I'll take what I can get for now, but the US has a very long way to go.

[–] [email protected] 1 points 1 year ago (1 children)

She basically wants to end cryptocurrency... Crusty? No. Understand technology though? Also no.

[–] [email protected] 8 points 1 year ago* (last edited 1 year ago) (1 children)

Well yeah, she's a huge advocate for consumer financial protections and crypto has the potential to delete all forms of consumer protections in financial transactions. This isn't a surprising position for her to take and it doesn't imply a lack of understanding of the tech. Just tells you that her politics don't line up well with the Venn diagram of anarchists and libertarians that think there's no downsides to crypto.

[–] [email protected] 1 points 1 year ago (1 children)

I don't know that that's a fair assessment. She seems interested in ending cryptocurrency, not ensuring it's used responsibly.

[–] [email protected] 5 points 1 year ago

Oh no! That'd be almost as bad as losing NFTs!

[–] ganksy 5 points 1 year ago (1 children)

While well intentioned, in the hands of the right the agency could what the supreme court is doing now for big tech.

[–] DarraignTheSane 5 points 1 year ago (1 children)

It's either something like this, or you trust big tech corporations to police themselves. Do you have a 3rd option?

[–] [email protected] 1 points 1 year ago (1 children)
[–] DarraignTheSane 6 points 1 year ago (1 children)

"Corporate self governance" doesn't exist. Whatever fucks the consumer for more profit is the only rule they follow.

[–] [email protected] 2 points 1 year ago (1 children)

I'd prefer the current state of affairs than the tech industry getting restricted by a budge SCOTUS. It doesn't exist, but it's still better than the other, since the SCOTUS people probably benefit corporate anyways

[–] DarraignTheSane 1 points 1 year ago

Yeah, I'm not even sure which option I'm in favor of. It's a shit situation all around.

[–] [email protected] 4 points 1 year ago

Strange bedfellows. Although I suspect Lindsey Graham is used to that by now.

[–] Screwthehole 3 points 1 year ago (2 children)

The SEC does such an amazing job reigning in banks and wall street, I'm sure it'll be a raging success

[–] [email protected] 8 points 1 year ago (1 children)

The answer to a dysfunctional government is not dismantling government, but replacing it with a functional government.

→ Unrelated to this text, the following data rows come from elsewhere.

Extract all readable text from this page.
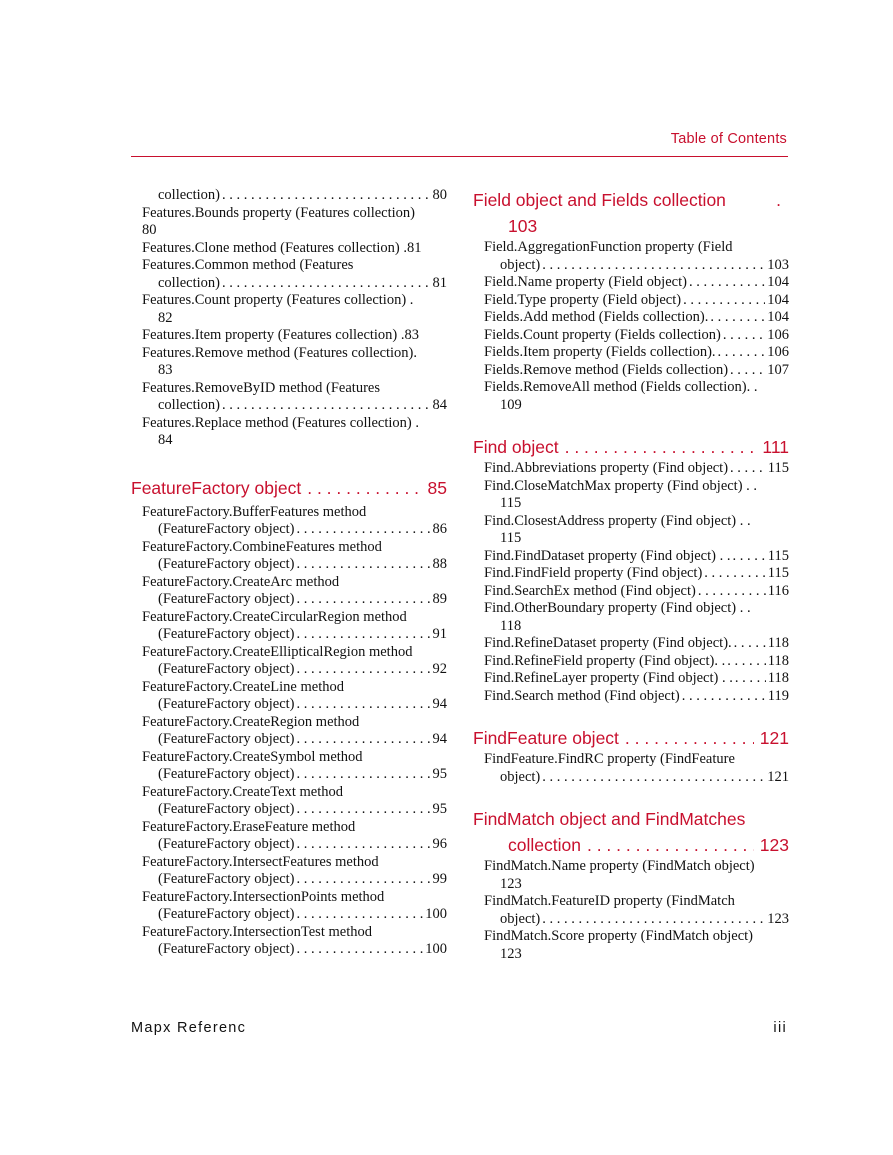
Table of Contents
collection) . . .	80
Features.Bounds property (Features collection)
80
Features.Clone method (Features collection) .81
Features.Common method (Features
collection) . . .	81
Features.Count property (Features collection) .
82
Features.Item property (Features collection) .83
Features.Remove method (Features collection).
83
Features.RemoveByID method (Features
collection) . . .	84
Features.Replace method (Features collection) .
84
FeatureFactory object . . .	85
FeatureFactory.BufferFeatures method
(FeatureFactory object) . . .	86
FeatureFactory.CombineFeatures method
(FeatureFactory object) . . .	88
FeatureFactory.CreateArc method
(FeatureFactory object) . . .	89
FeatureFactory.CreateCircularRegion method
(FeatureFactory object) . . .	91
FeatureFactory.CreateEllipticalRegion method
(FeatureFactory object) . . .	92
FeatureFactory.CreateLine method
(FeatureFactory object) . . .	94
FeatureFactory.CreateRegion method
(FeatureFactory object) . . .	94
FeatureFactory.CreateSymbol method
(FeatureFactory object) . . .	95
FeatureFactory.CreateText method
(FeatureFactory object) . . .	95
FeatureFactory.EraseFeature method
(FeatureFactory object) . . .	96
FeatureFactory.IntersectFeatures method
(FeatureFactory object) . . .	99
FeatureFactory.IntersectionPoints method
(FeatureFactory object) . . .	100
FeatureFactory.IntersectionTest method
(FeatureFactory object) . . .	100
Field object and Fields collection	.
103
Field.AggregationFunction property (Field
object) . . .	103
Field.Name property (Field object) . . .	104
Field.Type property (Field object) . . .	104
Fields.Add method (Fields collection). . . .	104
Fields.Count property (Fields collection) . . .	106
Fields.Item property (Fields collection). . . .	106
Fields.Remove method (Fields collection) . . .	107
Fields.RemoveAll method (Fields collection). .
109
Find object . . .	111
Find.Abbreviations property (Find object) . . .	115
Find.CloseMatchMax property (Find object) . .
115
Find.ClosestAddress property (Find object) . .
115
Find.FindDataset property (Find object) . . . . .	115
Find.FindField property (Find object) . . .	115
Find.SearchEx method (Find object) . . .	116
Find.OtherBoundary property (Find object) . .
118
Find.RefineDataset property (Find object). . . . 118
Find.RefineField property (Find object). . . . .	118
Find.RefineLayer property (Find object) . . . . . 118
Find.Search method (Find object) . . .	119
FindFeature object . . .	121
FindFeature.FindRC property (FindFeature
object) . . .	121
FindMatch object and FindMatches
collection . . .	123
FindMatch.Name property (FindMatch object)
123
FindMatch.FeatureID property (FindMatch
object) . . .	123
FindMatch.Score property (FindMatch object)
123
Mapx Referenc	iii
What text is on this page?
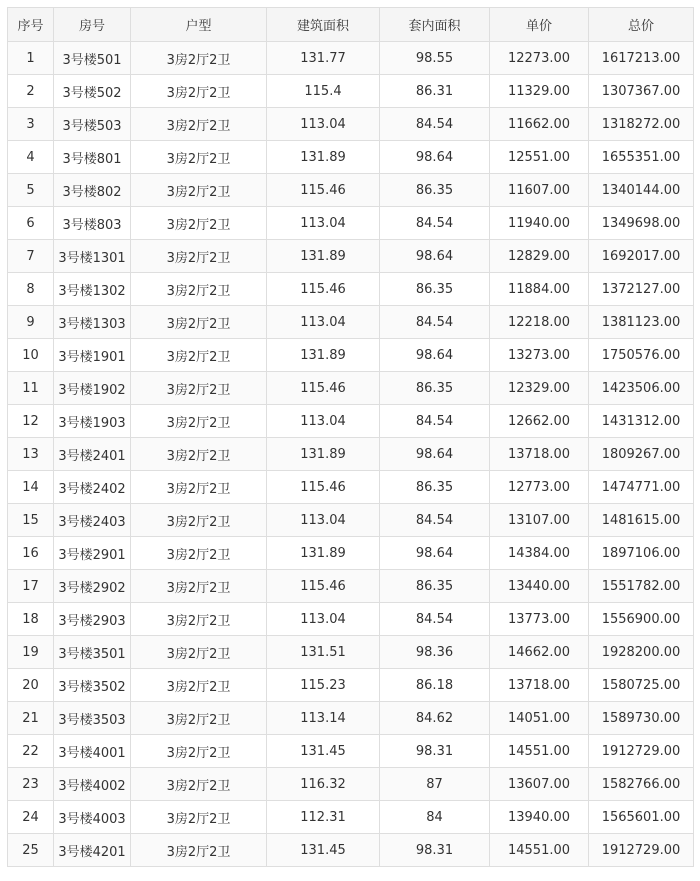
序号	房号	户型	建筑面积	套内面积	单价	总价
1	3号楼501	3房2厅2卫	131.77	98.55	12273.00	1617213.00
2	3号楼502	3房2厅2卫	115.4	86.31	11329.00	1307367.00
3	3号楼503	3房2厅2卫	113.04	84.54	11662.00	1318272.00
4	3号楼801	3房2厅2卫	131.89	98.64	12551.00	1655351.00
5	3号楼802	3房2厅2卫	115.46	86.35	11607.00	1340144.00
6	3号楼803	3房2厅2卫	113.04	84.54	11940.00	1349698.00
7	3号楼1301	3房2厅2卫	131.89	98.64	12829.00	1692017.00
8	3号楼1302	3房2厅2卫	115.46	86.35	11884.00	1372127.00
9	3号楼1303	3房2厅2卫	113.04	84.54	12218.00	1381123.00
10	3号楼1901	3房2厅2卫	131.89	98.64	13273.00	1750576.00
11	3号楼1902	3房2厅2卫	115.46	86.35	12329.00	1423506.00
12	3号楼1903	3房2厅2卫	113.04	84.54	12662.00	1431312.00
13	3号楼2401	3房2厅2卫	131.89	98.64	13718.00	1809267.00
14	3号楼2402	3房2厅2卫	115.46	86.35	12773.00	1474771.00
15	3号楼2403	3房2厅2卫	113.04	84.54	13107.00	1481615.00
16	3号楼2901	3房2厅2卫	131.89	98.64	14384.00	1897106.00
17	3号楼2902	3房2厅2卫	115.46	86.35	13440.00	1551782.00
18	3号楼2903	3房2厅2卫	113.04	84.54	13773.00	1556900.00
19	3号楼3501	3房2厅2卫	131.51	98.36	14662.00	1928200.00
20	3号楼3502	3房2厅2卫	115.23	86.18	13718.00	1580725.00
21	3号楼3503	3房2厅2卫	113.14	84.62	14051.00	1589730.00
22	3号楼4001	3房2厅2卫	131.45	98.31	14551.00	1912729.00
23	3号楼4002	3房2厅2卫	116.32	87	13607.00	1582766.00
24	3号楼4003	3房2厅2卫	112.31	84	13940.00	1565601.00
25	3号楼4201	3房2厅2卫	131.45	98.31	14551.00	1912729.00
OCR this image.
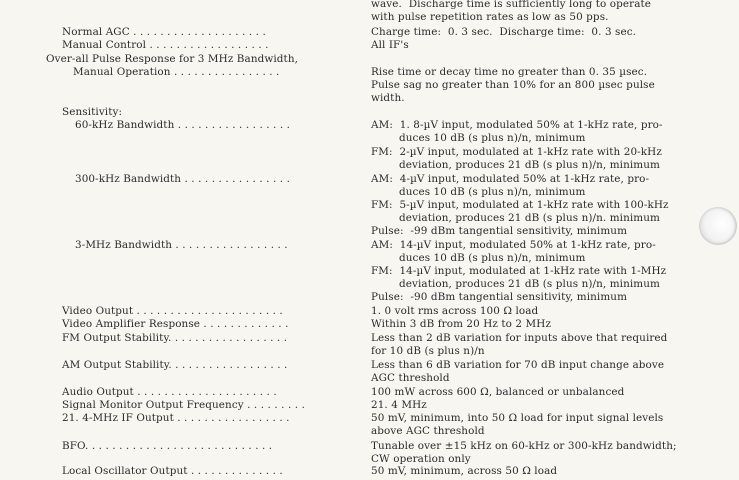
Normal AGC . . . . . . . . . . . . . . . . . . . .
Manual Control . . . . . . . . . . . . . . . . . .
Over-all Pulse Response for 3 MHz Bandwidth,
Manual Operation . . . . . . . . . . . . . . . .
Sensitivity:
60-kHz Bandwidth . . . . . . . . . . . . . . . . .
300-kHz Bandwidth . . . . . . . . . . . . . . . .
3-MHz Bandwidth . . . . . . . . . . . . . . . . .
Video Output . . . . . . . . . . . . . . . . . . . . . .
Video Amplifier Response . . . . . . . . . . . . .
FM Output Stability. . . . . . . . . . . . . . . . . .
AM Output Stability. . . . . . . . . . . . . . . . . .
Audio Output . . . . . . . . . . . . . . . . . . . . .
Signal Monitor Output Frequency . . . . . . . . .
21. 4-MHz IF Output . . . . . . . . . . . . . . . . .
BFO. . . . . . . . . . . . . . . . . . . . . . . . . . . .
Local Oscillator Output . . . . . . . . . . . . . .
wave.  Discharge time is sufficiently long to operate
with pulse repetition rates as low as 50 pps.
Charge time:  0. 3 sec.  Discharge time:  0. 3 sec.
All IF's
Rise time or decay time no greater than 0. 35 µsec.
Pulse sag no greater than 10% for an 800 µsec pulse
width.
AM:  1. 8-µV input, modulated 50% at 1-kHz rate, pro-
duces 10 dB (s plus n)/n, minimum
FM:  2-µV input, modulated at 1-kHz rate with 20-kHz
deviation, produces 21 dB (s plus n)/n, minimum
AM:  4-µV input, modulated 50% at 1-kHz rate, pro-
duces 10 dB (s plus n)/n, minimum
FM:  5-µV input, modulated at 1-kHz rate with 100-kHz
deviation, produces 21 dB (s plus n)/n. minimum
Pulse:  -99 dBm tangential sensitivity, minimum
AM:  14-µV input, modulated 50% at 1-kHz rate, pro-
duces 10 dB (s plus n)/n, minimum
FM:  14-µV input, modulated at 1-kHz rate with 1-MHz
deviation, produces 21 dB (s plus n)/n, minimum
Pulse:  -90 dBm tangential sensitivity, minimum
1. 0 volt rms across 100 Ω load
Within 3 dB from 20 Hz to 2 MHz
Less than 2 dB variation for inputs above that required
for 10 dB (s plus n)/n
Less than 6 dB variation for 70 dB input change above
AGC threshold
100 mW across 600 Ω, balanced or unbalanced
21. 4 MHz
50 mV, minimum, into 50 Ω load for input signal levels
above AGC threshold
Tunable over ±15 kHz on 60-kHz or 300-kHz bandwidth;
CW operation only
50 mV, minimum, across 50 Ω load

[–] [email protected] 2 points 1 year ago

Replace it with an anarchy government!

[–] [email protected] 2 points 1 year ago

So, look at the failures of the SEC and avoid those problems.

What will happen is the same as the SEC, but the opportunity to learn exists.

[–] reddig33 2 points 1 year ago* (last edited 1 year ago)

Don’t we already have agencies that are supposed to be doing this? Why would creating a new agency make a difference if the people we’re already paying to do it can’t be bothered?